Trump’s chief of staff has clipped Kushner’s wings
WASHINGTON: Jared Kushner had come to be called the Secretary of Everything as US President Donald Trump dumped everything from the West Asia peace process to fixing the government on his table. Kushner was the allpowerful, trusted son-in-law and senior adviser to the president. But his influence and role has shrunk lately.
So has his wife Ivanka Trump’s, according to The New York Times, which said in a report that the power couple is in the cross-hairs of Trump’s chief of staff John Kelly, a retired marine corps general who has sought to bring discipline and order to a chaotic White House.
White House watchers around the world will take note as they struggle to understand an administration that has seemed unpredictable with shifting power centres.
Kelly has denied he wants to oust Kushner and Ivanka Trump but, according to aides cited in multiple news reports, he at least wants Kushner to find a place in the chain of command in the White House and report to him. That was the condition he had put forward for accepting the job, said the reports.
Kushner is seen and heard a lot less, which his allies say is in line with his natural inclination to stay in the background and not seek the limelight, according to The Washington Post.
For a time in the early days of the Trump presidency, Kush- ner’s expanding role in the administration had earned him the snarky sobriquet “Secretary of Everything”.
Also, as someone close to Trump, he was instrumental in decoding the unpredictable and mercurial president for aides, and, in later months, took on the White House group led by the then chief strategist Steve Bannon that was pushing the president towards hardline isolationist policies.

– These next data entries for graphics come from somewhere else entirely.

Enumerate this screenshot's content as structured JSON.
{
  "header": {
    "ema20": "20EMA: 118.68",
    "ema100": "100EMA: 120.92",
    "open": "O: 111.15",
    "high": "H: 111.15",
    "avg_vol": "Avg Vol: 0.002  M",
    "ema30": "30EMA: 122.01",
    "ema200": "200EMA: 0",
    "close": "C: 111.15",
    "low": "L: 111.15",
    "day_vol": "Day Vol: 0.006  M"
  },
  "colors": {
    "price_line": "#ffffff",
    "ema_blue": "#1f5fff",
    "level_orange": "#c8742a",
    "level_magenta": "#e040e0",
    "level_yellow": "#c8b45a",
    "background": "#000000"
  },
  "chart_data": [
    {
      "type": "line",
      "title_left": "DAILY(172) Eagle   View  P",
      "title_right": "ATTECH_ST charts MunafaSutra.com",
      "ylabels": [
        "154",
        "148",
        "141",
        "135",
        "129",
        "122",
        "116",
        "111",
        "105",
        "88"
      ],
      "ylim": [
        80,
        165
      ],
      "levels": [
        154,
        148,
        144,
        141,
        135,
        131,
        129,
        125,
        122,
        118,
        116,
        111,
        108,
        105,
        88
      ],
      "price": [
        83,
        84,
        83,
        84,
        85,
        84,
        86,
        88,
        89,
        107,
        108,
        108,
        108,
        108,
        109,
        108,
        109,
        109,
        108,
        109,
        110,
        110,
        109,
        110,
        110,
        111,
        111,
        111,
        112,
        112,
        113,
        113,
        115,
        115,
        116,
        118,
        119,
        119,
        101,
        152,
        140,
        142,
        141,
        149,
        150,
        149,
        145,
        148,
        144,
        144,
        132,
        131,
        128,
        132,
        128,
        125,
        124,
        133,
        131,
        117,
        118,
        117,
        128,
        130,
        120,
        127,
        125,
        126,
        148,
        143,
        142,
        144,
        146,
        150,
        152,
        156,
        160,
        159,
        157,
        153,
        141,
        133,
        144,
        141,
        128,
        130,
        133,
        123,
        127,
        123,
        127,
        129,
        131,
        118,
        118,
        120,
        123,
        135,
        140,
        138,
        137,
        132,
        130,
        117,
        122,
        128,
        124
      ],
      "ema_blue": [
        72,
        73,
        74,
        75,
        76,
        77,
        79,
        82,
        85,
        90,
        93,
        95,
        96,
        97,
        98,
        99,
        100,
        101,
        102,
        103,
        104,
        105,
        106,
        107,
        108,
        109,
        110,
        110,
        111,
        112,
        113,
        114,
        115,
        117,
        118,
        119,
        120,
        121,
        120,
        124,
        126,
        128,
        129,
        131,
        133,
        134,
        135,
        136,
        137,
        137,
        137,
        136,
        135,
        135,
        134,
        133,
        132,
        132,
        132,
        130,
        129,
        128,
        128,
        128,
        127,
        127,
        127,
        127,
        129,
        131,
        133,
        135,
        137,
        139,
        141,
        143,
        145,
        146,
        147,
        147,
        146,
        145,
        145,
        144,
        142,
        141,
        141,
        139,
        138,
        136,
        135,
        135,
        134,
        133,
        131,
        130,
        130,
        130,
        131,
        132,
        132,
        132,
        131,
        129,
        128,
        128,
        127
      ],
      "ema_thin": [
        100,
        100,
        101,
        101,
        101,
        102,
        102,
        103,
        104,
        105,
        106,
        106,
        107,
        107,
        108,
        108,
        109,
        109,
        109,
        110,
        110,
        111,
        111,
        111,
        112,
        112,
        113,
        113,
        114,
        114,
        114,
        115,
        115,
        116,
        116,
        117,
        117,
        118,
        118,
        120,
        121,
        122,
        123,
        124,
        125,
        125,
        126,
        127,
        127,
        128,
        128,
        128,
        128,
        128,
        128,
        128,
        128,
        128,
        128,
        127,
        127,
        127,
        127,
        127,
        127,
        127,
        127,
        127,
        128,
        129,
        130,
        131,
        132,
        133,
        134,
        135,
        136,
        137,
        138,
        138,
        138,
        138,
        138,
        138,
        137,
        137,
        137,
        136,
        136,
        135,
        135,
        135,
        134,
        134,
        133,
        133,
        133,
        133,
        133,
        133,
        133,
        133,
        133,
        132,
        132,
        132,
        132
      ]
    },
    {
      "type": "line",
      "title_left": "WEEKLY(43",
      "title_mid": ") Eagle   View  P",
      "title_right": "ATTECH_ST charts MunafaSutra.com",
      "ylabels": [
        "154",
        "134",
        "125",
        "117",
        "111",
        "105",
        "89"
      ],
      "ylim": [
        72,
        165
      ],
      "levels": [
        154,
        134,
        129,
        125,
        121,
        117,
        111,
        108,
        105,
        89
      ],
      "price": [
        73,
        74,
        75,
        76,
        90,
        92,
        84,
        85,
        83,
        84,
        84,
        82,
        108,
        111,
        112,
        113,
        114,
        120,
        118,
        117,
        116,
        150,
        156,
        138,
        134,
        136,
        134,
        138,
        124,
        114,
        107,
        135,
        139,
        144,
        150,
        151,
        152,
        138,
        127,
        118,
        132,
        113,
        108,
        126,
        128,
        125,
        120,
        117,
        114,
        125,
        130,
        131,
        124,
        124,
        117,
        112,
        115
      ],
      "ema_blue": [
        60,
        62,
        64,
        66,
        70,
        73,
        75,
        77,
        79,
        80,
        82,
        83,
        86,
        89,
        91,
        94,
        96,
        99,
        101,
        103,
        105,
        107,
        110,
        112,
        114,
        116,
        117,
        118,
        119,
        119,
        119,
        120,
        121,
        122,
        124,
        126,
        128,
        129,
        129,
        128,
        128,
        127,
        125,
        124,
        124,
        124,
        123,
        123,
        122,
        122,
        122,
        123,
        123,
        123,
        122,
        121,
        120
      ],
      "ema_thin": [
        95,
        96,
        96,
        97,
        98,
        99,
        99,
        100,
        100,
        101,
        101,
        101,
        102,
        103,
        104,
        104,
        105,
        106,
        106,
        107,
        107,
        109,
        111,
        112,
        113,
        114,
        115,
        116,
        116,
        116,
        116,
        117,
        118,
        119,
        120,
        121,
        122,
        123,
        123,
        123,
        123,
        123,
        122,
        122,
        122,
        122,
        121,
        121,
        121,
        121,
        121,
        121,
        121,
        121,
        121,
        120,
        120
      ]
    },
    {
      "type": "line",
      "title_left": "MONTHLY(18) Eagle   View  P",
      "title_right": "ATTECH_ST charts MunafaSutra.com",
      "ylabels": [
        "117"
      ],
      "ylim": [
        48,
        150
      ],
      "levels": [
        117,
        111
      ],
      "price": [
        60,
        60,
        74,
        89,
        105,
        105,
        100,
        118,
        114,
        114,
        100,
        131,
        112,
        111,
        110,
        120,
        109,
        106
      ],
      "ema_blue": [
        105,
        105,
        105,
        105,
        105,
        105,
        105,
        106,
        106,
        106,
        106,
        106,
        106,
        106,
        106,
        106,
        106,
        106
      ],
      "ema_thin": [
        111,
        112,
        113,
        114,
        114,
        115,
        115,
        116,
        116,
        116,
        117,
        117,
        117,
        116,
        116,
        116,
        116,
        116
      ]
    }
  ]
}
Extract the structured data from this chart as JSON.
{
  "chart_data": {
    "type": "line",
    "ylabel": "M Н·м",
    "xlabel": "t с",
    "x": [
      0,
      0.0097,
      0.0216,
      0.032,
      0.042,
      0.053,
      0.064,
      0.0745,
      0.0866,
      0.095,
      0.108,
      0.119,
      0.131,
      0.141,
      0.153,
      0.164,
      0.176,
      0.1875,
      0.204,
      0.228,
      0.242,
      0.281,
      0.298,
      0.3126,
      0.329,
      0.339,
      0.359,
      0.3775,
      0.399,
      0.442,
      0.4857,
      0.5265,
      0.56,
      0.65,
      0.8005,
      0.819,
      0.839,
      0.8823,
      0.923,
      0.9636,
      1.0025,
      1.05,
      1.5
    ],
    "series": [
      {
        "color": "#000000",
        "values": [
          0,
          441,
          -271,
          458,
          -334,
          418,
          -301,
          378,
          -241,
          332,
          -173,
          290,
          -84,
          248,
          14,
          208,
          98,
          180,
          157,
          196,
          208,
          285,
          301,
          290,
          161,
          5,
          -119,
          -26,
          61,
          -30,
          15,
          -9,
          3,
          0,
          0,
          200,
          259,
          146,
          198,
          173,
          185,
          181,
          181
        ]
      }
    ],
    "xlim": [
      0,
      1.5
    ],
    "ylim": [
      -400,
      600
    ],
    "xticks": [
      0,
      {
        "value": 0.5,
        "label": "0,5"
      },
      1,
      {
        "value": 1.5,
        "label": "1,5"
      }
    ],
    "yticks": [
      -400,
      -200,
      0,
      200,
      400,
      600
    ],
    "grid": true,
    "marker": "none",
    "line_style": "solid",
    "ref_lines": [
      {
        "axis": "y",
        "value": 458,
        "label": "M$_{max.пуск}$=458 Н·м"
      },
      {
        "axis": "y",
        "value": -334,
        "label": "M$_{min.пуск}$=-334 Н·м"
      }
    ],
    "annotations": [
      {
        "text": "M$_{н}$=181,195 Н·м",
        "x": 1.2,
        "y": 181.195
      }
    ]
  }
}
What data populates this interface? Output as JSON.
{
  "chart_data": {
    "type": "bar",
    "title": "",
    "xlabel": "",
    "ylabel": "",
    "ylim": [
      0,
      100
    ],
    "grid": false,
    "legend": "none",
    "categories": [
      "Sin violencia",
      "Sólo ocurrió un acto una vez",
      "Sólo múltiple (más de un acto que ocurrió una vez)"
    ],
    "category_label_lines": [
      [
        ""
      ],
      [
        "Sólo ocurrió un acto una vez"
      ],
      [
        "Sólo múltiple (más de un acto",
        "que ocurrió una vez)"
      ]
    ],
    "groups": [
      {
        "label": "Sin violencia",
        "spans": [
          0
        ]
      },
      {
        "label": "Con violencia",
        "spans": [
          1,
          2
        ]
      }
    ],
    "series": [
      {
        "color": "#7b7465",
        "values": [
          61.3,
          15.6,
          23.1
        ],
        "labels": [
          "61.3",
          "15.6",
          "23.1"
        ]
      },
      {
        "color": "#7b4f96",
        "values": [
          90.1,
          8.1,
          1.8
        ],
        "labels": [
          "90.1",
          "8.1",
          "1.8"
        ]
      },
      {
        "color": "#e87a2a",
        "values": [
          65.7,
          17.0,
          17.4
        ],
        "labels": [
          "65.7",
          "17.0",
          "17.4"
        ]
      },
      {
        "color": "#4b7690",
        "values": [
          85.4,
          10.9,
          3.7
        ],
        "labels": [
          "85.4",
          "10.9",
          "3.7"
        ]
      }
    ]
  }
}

But his role has also come under scrutiny in relation to the ongoing Russia investigations. Though he has not been interviewed by the FBI probe being conducted by special counsel Robert Mueller, Kushner has been questioned in congressional hearings.
But he is not going anywhere, for now. He told the Washington Post that when he and his wife reassessed their situation past July, they reached a decision: “We’re here to stay”.
He added: “My wife asked me the other day if we should be looking at new houses, so that’s a good sign.”